The cross stands alone.
There were other points, at other times, where the redemptive plan of God peeked through our bondage to sin. God’s admonition to Cain. His preservation of Noah. His covenant with Abraham. Deliverance from Egypt through the Red Sea. The Law and tabernacle. The giving of Canaan and removal of the Nephilim, when God fought for Israel. Cycles of salvation in Judges. David. Preservation of a remnant of Israel. The rebuilding of the temple.
But the cross stands alone.
On it was Jesus. God’s unique son. Fully God, fully man. Sinless. Perfect. And on that cross, a sacrifice for you and for me. He took the curse, the full weight of sin, upon his sinless shoulders, and atoned.

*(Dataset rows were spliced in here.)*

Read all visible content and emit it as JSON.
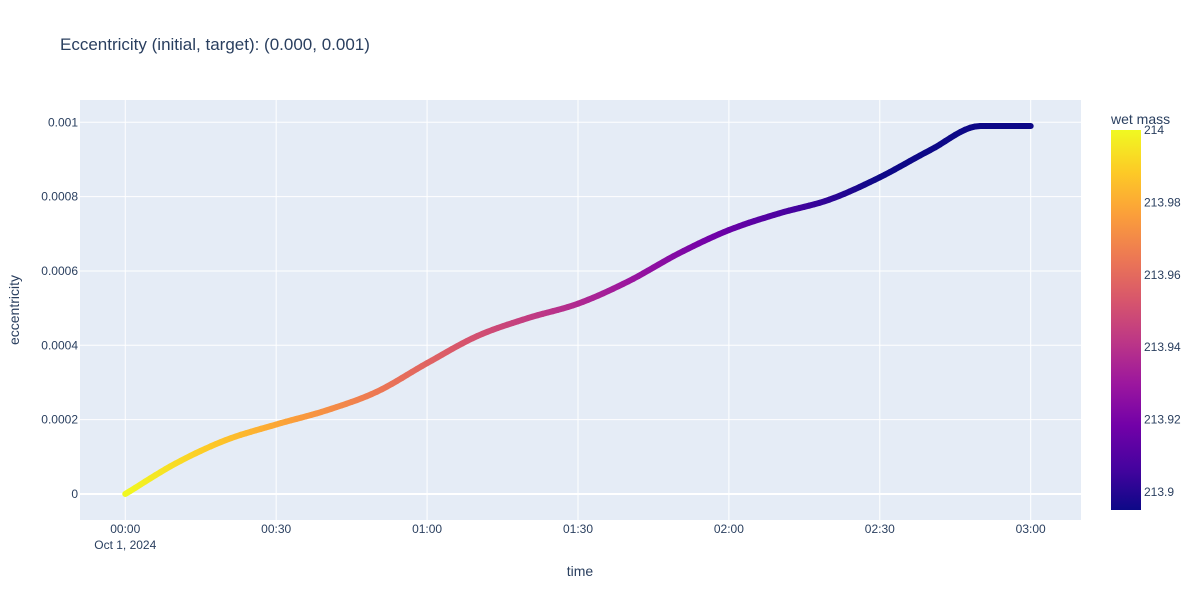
{
  "chart_data": {
    "type": "line",
    "title": "Eccentricity (initial, target): (0.000, 0.001)",
    "xlabel": "time",
    "ylabel": "eccentricity",
    "x_ticks": [
      {
        "minutes": 0,
        "label": "00:00",
        "sublabel": "Oct 1, 2024"
      },
      {
        "minutes": 30,
        "label": "00:30"
      },
      {
        "minutes": 60,
        "label": "01:00"
      },
      {
        "minutes": 90,
        "label": "01:30"
      },
      {
        "minutes": 120,
        "label": "02:00"
      },
      {
        "minutes": 150,
        "label": "02:30"
      },
      {
        "minutes": 180,
        "label": "03:00"
      }
    ],
    "xlim": [
      -9,
      190
    ],
    "y_ticks": [
      {
        "value": 0,
        "label": "0"
      },
      {
        "value": 0.0002,
        "label": "0.0002"
      },
      {
        "value": 0.0004,
        "label": "0.0004"
      },
      {
        "value": 0.0006,
        "label": "0.0006"
      },
      {
        "value": 0.0008,
        "label": "0.0008"
      },
      {
        "value": 0.001,
        "label": "0.001"
      }
    ],
    "ylim": [
      -7e-05,
      0.00106
    ],
    "grid": true,
    "series": [
      {
        "x_minutes": [
          0,
          10,
          20,
          30,
          40,
          50,
          60,
          70,
          80,
          90,
          100,
          110,
          120,
          130,
          140,
          150,
          160,
          170,
          178,
          180
        ],
        "y": [
          0.0,
          8.2e-05,
          0.000145,
          0.000187,
          0.000225,
          0.000275,
          0.000352,
          0.000425,
          0.000473,
          0.000512,
          0.000572,
          0.000647,
          0.00071,
          0.000755,
          0.000792,
          0.000852,
          0.000925,
          0.00099,
          0.00099,
          0.00099
        ],
        "color_value": [
          214.0,
          213.993,
          213.986,
          213.979,
          213.972,
          213.965,
          213.958,
          213.951,
          213.944,
          213.937,
          213.93,
          213.923,
          213.916,
          213.909,
          213.902,
          213.895,
          213.888,
          213.881,
          213.881,
          213.881
        ]
      }
    ],
    "colorbar": {
      "title": "wet mass",
      "range": [
        213.895,
        214.0
      ],
      "ticks": [
        {
          "value": 214,
          "label": "214"
        },
        {
          "value": 213.98,
          "label": "213.98"
        },
        {
          "value": 213.96,
          "label": "213.96"
        },
        {
          "value": 213.94,
          "label": "213.94"
        },
        {
          "value": 213.92,
          "label": "213.92"
        },
        {
          "value": 213.9,
          "label": "213.9"
        }
      ],
      "colorscale": [
        "#0d0887",
        "#46039f",
        "#7201a8",
        "#9c179e",
        "#bd3786",
        "#d8576b",
        "#ed7953",
        "#fb9f3a",
        "#fdca26",
        "#f0f921"
      ]
    }
  }
}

He cried out, from Psalm 22, “it is finished.” His work was the answer, the final work, the finished work. His sacrifice paid it all. In his death—and the life that preceded it, and the resurrection that followed—is our redemption and rescue and salvation.
His cross does not simply proclaim rescue from sin and death. It proclaims life. It provides our way back, our restoration, our sanctification as well as our justification, because in the work of Jesus is our entire hope.
Our identification with this Savior, on this cross, is our life. We have been crucified with Christ. It is no longer we who live, but Christ who lives in us. And the life we now live in the flesh we live by trusting this Son of God, Jesus, who loves us and gave himself for us (Galatians 2:20).
In power, in finality, and most amazingly in love, the cross stands alone.
Can’t wait to meet our Savior face to face, who for love bore it all so we might live.